Shortly afterwards Paul was sidelined by a staph infection and placed on the disabled list. While rehabbing at the Dodgers complex in Arizona, he then suffered an ankle injury and spent the rest of the year on the 60-day disabled list.

Paul appeared in 44 games with the Dodgers in 2010, thanks to a succession of injuries to Ramirez. He hit .231 over that period before he was returned to the minors. He appeared in 57 games with the Isotopes during the season, hitting .325 in 57 games but a late season injury made him unavailable for a September callup.

Paul began the season with the Dodgers in 2011 but after he appeared in seven games and had three hits in 11 at-bats, Paul was designated for assignment on April 18, 2011.

===Pittsburgh Pirates===
On April 26, 2011, Paul was claimed off waivers by the Pittsburgh Pirates. With the Pirates, he appeared in 121 games, hitting .254 with 16 stolen bases. Paul was designated for assignment on November 18, and released by the organization on November 28.

===Washington Nationals===
On December 20, 2011, Paul signed a minor league contract with the Washington Nationals that included an invitation to spring training. In 60 appearances for the Triple-A Syracuse Chiefs, he batted .315/.376/.512 with eight home runs, 44 RBI, and six stolen bases. Paul was released by the Nationals organization on July 3, 2012.

===Cincinnati Reds===
On July 7, 2012, Paul signed a minor league contract with the Cincinnati Reds and was assigned to the Triple-A Louisville Bats. On July 18, the Reds selected Paul's contract, adding him to their active roster. In 55 games for Cincinnati, he slashed .314/.379/.465 with two home runs, seven RBI, and four stolen bases.
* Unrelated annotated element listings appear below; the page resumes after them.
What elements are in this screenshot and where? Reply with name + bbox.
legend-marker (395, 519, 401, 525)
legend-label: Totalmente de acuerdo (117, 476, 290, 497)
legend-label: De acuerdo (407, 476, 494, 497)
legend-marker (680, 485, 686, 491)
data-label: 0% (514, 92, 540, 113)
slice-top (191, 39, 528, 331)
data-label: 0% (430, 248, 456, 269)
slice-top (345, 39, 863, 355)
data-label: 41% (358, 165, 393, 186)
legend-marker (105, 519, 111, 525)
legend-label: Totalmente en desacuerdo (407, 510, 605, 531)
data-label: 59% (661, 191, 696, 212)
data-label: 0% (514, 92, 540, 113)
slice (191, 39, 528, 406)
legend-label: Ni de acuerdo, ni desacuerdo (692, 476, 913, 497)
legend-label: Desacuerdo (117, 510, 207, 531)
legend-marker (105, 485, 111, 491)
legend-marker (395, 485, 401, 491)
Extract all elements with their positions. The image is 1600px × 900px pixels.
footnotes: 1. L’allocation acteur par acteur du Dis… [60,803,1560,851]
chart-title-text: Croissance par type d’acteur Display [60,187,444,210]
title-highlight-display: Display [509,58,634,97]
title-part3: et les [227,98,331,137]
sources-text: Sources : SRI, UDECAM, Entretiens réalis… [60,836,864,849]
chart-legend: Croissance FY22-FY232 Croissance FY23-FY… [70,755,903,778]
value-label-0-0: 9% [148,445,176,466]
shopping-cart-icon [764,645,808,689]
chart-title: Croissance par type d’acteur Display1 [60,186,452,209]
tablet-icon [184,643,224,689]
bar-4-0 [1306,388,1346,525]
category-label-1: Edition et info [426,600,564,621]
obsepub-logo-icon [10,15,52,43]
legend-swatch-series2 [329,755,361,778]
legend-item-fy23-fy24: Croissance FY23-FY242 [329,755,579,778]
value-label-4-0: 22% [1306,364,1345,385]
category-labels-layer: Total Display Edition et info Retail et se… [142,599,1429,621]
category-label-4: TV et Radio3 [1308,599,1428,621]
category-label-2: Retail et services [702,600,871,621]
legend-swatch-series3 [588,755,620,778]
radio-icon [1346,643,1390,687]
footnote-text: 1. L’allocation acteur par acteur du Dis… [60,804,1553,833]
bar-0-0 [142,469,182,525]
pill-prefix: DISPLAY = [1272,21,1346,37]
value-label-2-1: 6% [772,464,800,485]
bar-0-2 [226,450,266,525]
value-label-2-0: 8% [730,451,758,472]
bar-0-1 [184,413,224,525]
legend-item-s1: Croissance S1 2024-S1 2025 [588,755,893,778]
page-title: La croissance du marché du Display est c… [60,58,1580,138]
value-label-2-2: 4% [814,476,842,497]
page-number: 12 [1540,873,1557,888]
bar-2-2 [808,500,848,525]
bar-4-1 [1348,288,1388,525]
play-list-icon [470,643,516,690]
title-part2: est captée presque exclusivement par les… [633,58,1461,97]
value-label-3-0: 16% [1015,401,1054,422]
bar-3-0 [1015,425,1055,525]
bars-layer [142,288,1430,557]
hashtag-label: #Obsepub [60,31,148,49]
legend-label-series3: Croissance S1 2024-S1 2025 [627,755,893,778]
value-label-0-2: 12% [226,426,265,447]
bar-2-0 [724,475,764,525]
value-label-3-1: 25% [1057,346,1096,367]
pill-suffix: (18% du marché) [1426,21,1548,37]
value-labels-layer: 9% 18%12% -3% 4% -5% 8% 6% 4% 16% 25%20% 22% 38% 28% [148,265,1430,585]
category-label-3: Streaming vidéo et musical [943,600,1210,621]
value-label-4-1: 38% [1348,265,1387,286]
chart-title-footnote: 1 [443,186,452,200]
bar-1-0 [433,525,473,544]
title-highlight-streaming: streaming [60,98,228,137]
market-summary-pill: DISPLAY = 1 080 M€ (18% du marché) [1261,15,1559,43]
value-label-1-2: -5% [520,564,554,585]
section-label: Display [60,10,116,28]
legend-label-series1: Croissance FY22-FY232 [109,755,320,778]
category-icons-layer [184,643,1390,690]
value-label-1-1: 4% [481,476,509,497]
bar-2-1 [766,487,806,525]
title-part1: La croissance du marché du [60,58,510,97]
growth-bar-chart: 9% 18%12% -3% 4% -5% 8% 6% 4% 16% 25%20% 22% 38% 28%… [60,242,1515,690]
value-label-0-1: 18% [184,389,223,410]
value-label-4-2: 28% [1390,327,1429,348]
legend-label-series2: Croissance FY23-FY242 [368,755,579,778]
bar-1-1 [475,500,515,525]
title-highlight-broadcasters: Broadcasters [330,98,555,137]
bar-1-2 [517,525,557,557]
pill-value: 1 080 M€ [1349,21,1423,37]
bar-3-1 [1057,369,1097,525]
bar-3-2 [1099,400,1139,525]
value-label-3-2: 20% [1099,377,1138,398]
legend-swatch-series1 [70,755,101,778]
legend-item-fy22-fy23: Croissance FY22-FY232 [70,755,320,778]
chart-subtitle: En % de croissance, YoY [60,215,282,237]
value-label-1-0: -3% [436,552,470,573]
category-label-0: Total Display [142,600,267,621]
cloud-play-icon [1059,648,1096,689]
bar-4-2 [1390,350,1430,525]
Paul made 97 appearances for Cincinnati during the 2013 campaign, hitting .244/.339/.402 with seven home runs and 32 RBI. On December 2, 2013, the Reds non-tendered Paul, making him a free agent.

===Baltimore Orioles===
On December 19, 2013, Paul signed a minor league contract with the Baltimore Orioles. He made 81 appearances for the Triple-A Norfolk Tides, hitting .254/.316/.431 with 12 home runs and 56 RBI. Paul was released by the Orioles organization on August 3, 2014.

===Arizona Diamondbacks===
On August 7, 2014, Paul signed a minor league contract with the Arizona Diamondbacks. He played that day for the Triple-A Reno Aces, and was selected to Arizona's active roster the following day. In 14 games for the Diamondbacks, Paul went 2-for-20 (.100). Following Arizona's acquisition of Nolan Reimold on August 29, Paul was released.

===Philadelphia Phillies===
On November 13, 2014, Paul signed a minor league contract with the Philadelphia Phillies organization. He was released prior to the start of the season on March 16, 2015.

===Delfines del Carmen===
On May 6, 2016, Paul signed with the Delfines del Carmen of the Mexican League. In 25 games for Carmen, he batted .242/.289/.385 with three home runs and 12 RBI. Paul was released by the Delfines on June 8.

===Texas Rangers===
On July 2, 2017, Paul signed a minor league contract with the Texas Rangers. In 9 games split between the rookie-level Arizona League Rangers and Triple-A Round Rock Express, he went 1-for-5 (.200). Paul was released by the Rangers organization on February 5, 2018.

===Southern Maryland Blue Crabs===
On February 14, 2018, Paul signed with the Southern Maryland Blue Crabs of the Atlantic League of Professional Baseball. In 6 games for the Blue Crabs, he went 3-for-21 (.143) with 1 RBI and 4 walks. Paul was released by Southern Maryland on May 8.

==Coaching career==
On November 20, 2024, the Xavier University of Louisiana hired Paul to serve as their head coach.